But even these differences may not be innate. The influence of our environment is so great that it is impossible (at present) to tell if very creative people are born like that or made so by their upbringing.

Einstein's secretary said that even if he were born among the polar bears, Einstein would still be Einstein. But unless the polar bears knew some theoretical physics, Einstein would not be Einstein as we know him at all.

4) Can creativity be taught?

Big money rides on the idea that it can. Commercial creative thinking courses used in business and increasingly in schools, promote certain thinking techniques, all well-supported by psychological research. They include brainstorming, redefining the problem, questioning assumptions and making connections between separate fields of knowledge. (This last is the most difficult to do in secondary school, and possibly the most fruitful).

Do they work? Applied to one-off problems, says Sternberg, they do. But much more fundamental change is needed (see box below) if we want widespread consistent creativity: "The biggest obstacle isn't that people don't know these tricks. It's that the current pay-off system means that using them doesn't get you anywhere."

5) What kind of work is creative?

Ministerial speeches inevitably discuss creativity in the context of the arts. They reflect a widespread misunderstanding, says Nicholas Shepherd-Barron, professor of algebraic geometry at Cambridge University.

Any activity is potentially creative: "Mathematics as done by professional mathematicians is trying to do things which haven't been done before.

There's no big teacher who sets the problem and then marks you out of 10 for your efforts.

"Many 18-year-olds coming to study mathematics at university have come to regard it as not being a creative subject. But even 10-year-olds can get that feeling of joy and exhilaration which comes from encountering something difficult and finding insights which you haven't found before."

6) Do we need creativity?

One human response to mental pain - found in any copy of The Big Issue - is to write, or paint, or garden. That suggests individual creative expression may be vital to us. Collectively we are told that creativity underpins our economic survival. For how that turns out in practice, see the next question.

7) What suppresses creativity?

Anxiety inhibits creativity, say psychologists. So does shortage of time.

So do narrow questions, simple answer tests and an emphasis on external rewards rather than self-motivation.

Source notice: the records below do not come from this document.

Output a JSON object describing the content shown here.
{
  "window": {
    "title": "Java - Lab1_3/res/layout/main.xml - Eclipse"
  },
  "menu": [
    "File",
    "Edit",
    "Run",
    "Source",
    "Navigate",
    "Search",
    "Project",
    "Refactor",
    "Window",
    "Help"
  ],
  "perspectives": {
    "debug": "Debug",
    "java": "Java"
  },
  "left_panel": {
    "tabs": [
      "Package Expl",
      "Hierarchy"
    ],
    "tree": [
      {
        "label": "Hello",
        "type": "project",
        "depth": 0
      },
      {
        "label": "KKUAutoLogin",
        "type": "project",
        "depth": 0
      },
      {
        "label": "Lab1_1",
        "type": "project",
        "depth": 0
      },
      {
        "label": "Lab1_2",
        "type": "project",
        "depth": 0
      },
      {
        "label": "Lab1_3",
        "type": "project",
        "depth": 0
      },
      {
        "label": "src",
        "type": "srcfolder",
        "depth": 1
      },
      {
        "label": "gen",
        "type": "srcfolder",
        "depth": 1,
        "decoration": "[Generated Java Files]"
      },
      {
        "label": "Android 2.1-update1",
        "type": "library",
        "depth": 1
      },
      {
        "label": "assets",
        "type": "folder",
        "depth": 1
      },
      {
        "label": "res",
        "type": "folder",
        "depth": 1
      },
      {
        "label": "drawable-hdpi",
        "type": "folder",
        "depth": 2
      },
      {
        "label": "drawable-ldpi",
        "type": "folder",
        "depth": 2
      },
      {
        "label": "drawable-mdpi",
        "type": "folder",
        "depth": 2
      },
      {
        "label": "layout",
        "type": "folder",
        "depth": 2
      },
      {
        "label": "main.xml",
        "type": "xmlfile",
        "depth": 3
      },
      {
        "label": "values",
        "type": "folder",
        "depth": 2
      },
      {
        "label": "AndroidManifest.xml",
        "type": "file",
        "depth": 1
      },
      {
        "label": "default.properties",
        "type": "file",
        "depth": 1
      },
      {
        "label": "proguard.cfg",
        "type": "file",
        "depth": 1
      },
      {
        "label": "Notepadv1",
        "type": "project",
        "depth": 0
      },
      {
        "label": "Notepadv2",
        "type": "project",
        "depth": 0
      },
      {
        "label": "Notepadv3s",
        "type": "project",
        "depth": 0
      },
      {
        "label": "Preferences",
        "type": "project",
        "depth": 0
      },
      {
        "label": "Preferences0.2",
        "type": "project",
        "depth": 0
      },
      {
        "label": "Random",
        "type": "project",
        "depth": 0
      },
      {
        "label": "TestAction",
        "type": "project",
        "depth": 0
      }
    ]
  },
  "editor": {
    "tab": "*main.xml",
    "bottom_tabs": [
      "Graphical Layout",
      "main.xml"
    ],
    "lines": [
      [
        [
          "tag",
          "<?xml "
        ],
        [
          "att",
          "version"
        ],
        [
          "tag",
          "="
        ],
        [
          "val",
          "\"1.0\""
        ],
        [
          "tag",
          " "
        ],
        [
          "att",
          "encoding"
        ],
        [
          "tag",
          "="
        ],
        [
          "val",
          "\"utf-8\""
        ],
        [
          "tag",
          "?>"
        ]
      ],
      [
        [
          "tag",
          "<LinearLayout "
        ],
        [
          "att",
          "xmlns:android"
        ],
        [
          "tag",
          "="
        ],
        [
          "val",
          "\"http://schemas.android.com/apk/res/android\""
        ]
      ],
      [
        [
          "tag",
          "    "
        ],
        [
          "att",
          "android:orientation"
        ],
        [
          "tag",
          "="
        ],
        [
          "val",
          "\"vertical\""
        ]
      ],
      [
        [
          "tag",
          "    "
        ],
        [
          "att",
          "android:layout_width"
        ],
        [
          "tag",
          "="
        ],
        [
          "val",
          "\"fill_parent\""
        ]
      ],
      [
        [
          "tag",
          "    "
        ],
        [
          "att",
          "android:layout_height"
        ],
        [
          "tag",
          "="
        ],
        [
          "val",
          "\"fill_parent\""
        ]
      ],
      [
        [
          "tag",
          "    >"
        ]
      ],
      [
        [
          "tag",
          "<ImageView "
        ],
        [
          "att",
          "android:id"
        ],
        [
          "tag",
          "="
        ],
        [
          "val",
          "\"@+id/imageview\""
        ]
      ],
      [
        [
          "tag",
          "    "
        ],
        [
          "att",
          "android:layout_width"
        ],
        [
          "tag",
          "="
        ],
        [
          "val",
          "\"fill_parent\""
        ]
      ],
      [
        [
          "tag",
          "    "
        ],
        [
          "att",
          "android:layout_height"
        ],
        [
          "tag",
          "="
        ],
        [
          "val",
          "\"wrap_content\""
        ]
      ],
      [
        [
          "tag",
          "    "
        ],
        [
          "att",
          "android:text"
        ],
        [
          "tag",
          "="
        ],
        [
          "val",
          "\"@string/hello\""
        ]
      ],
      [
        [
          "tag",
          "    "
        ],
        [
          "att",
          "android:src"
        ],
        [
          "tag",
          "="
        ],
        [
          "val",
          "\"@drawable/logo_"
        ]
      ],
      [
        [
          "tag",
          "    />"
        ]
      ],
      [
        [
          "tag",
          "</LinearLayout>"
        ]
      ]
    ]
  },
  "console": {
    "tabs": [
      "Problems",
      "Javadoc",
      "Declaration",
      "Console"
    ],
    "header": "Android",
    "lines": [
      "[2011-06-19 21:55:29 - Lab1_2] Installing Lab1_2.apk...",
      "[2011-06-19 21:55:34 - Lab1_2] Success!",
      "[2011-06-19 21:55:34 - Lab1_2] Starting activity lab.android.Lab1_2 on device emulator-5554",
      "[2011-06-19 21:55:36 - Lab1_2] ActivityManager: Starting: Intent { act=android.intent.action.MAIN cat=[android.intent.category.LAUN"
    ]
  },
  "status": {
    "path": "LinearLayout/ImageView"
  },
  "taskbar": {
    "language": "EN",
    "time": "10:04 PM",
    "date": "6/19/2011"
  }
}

And if all those were not enough, says Sternberg, other people who don't use their creativity don't like it when you do: "Most creative ideas don't pan out. So if you have a creative idea that doesn't work, then people's response to it is pretty negative. They knew it wouldn't work all along.

"Sometimes they even sabotage it because they don't want to change."

We license certain individuals to be creative, says Dr Ken Robinson who chaired the Government's 1999 inquiry into creativity in education:"They don't wear ties and come into work late because they had an idea ." But unlicensed creatives - Galileo, Solzhenitsyn - get very different treatment.

Consequently the people who carry on being creative are people determined to do things their own way. They may be no more creative than their conformist next-door neighbour. They are simply more resistant to being trained out of it.